Исполненная этих блаженных мыслей, девушка огляделась. Меч, нетерпеливо подрагивая, висел рядом, простыня ярким пятном выделялась на фоне чернильной тьмы. Ещё бы! Еловый лес и при свете дня мрачный, а уж ночью… Тем не менее искательница приключений была в родной стихии и страха не испытывала. Хлопнув в ладоши, колдунка зажгла над собой яркую искорку. Поляна тут же осветилась неверным светом болотного огонька.

Ведьма опустилась на колени и стала торопливо собирать в нарочно припасённый холщовый мешочек еловую хвою. Где-то громко ухнул филин. Люция вскинула голову и прислушалась, её глаза сверкнули в полумраке тем же зеленоватым болотным светом, что и тлеющая в воздухе искорка. Тишина… Девушка вернулась к прерванному занятию. Под завязку набив мешок хвоей, травками и какими-то веточками, необходимыми для дальнейших хитростей, колдунья вернулась на место стоянки. Снова запрыгнула на меч и опять строго скомандовала: «Вперёд!»

Однако, вместо того, чтобы резво рвануть с места, как и было приказано, оружие, утратившее силу магического заклинания, безжизненно упало в траву.

Девушка от души выругалась, подняла завёрнутый в ткань трофей и, принюхавшись к ночному воздуху, поспешила в нужном направлении. Раз уж Торой так бесстыдно сдал её стражникам, следовало тщательнее запутать следы…

* * *

Мальчик был талантливым и упрямым. То есть основные черты хорошего ученика у него имелись с рождения.

Отец привёл сына к главному чародею королевства, когда ребёнку было всего семь лет. Привел, конечно, силой, поскольку малец вырывался и совершенно не хотел куда бы то ни было идти. Главной причиной неуёмной злости паренька было то, что он прекрасно понимал — родители раз и навсегда хотят избавиться от этакой тяжкой обузы в виде не в меру вздорного старшенького.
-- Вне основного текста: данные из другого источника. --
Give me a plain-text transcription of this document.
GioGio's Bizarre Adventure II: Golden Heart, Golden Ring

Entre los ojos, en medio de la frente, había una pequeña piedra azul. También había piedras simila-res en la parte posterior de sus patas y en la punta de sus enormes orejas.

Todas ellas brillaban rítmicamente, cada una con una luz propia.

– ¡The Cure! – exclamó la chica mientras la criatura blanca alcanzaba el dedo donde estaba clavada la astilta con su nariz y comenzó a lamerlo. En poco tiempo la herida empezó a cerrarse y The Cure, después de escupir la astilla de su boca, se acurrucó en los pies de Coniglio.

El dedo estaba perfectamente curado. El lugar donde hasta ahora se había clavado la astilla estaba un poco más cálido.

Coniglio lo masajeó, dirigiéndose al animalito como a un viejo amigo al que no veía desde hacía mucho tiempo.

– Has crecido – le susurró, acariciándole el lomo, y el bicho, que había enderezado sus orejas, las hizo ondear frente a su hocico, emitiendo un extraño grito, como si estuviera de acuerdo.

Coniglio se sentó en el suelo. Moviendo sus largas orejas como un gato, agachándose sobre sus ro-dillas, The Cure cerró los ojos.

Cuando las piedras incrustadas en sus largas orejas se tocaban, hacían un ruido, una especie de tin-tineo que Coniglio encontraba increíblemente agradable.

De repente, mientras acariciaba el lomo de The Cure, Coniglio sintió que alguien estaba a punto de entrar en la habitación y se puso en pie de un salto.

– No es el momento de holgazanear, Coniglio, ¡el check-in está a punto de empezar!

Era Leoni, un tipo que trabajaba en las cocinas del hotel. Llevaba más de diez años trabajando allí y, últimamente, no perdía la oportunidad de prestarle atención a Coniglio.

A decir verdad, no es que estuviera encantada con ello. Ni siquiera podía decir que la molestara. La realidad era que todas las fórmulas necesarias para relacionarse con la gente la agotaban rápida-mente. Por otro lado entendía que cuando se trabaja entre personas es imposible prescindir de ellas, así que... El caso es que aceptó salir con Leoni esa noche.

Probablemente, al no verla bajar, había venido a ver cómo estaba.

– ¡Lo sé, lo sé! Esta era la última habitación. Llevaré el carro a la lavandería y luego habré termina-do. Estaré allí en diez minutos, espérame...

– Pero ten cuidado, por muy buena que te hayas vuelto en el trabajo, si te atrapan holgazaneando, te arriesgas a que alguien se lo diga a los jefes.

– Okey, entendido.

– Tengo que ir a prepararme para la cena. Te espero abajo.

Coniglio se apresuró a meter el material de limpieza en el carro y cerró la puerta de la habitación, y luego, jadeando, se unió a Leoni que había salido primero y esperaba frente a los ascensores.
Золдан, в ту пору уже почтенный, уважаемый волшебник, входивший в состав Великого Магического Совета, с интересом смотрел на тощего плохо одетого деревенского ребёнка. Н-да. Исходящей от мальчика Силе могли позавидовать многие из учеников чародея. Да, что там — учеников! Кое-кто из Магического Совета тоже мог бы поскрипеть зубами с досады. Что и говорить, природа одарила ребёночка с несвойственной ей предвзятостью.

Отец опустил вырывающегося мальчишку на пол и застыл рядом в униженно просящей позе маленького человека, который давно уже принял как данность, что никто не считается ни с ним самим, ни с его мольбами.

В покое королевского чародея (здесь Золдан раз в месяц принимал простой люд) царила изысканная роскошь, в сочетании со сдержанной простотой. Деревенский пахарь, не привыкший к столь утончённому быту, переминался с ноги на ногу и чувствовал себя крайне неловко. По случаю визита к высокопоставленному лицу мужичина надел новые холщовые брюки и слегка узковатую (видимо позаимствованную из сундуков более богатого родственника) в плечах рубаху. Огрубевшие руки пахаря смятенно мяли старенький вязаный колпак.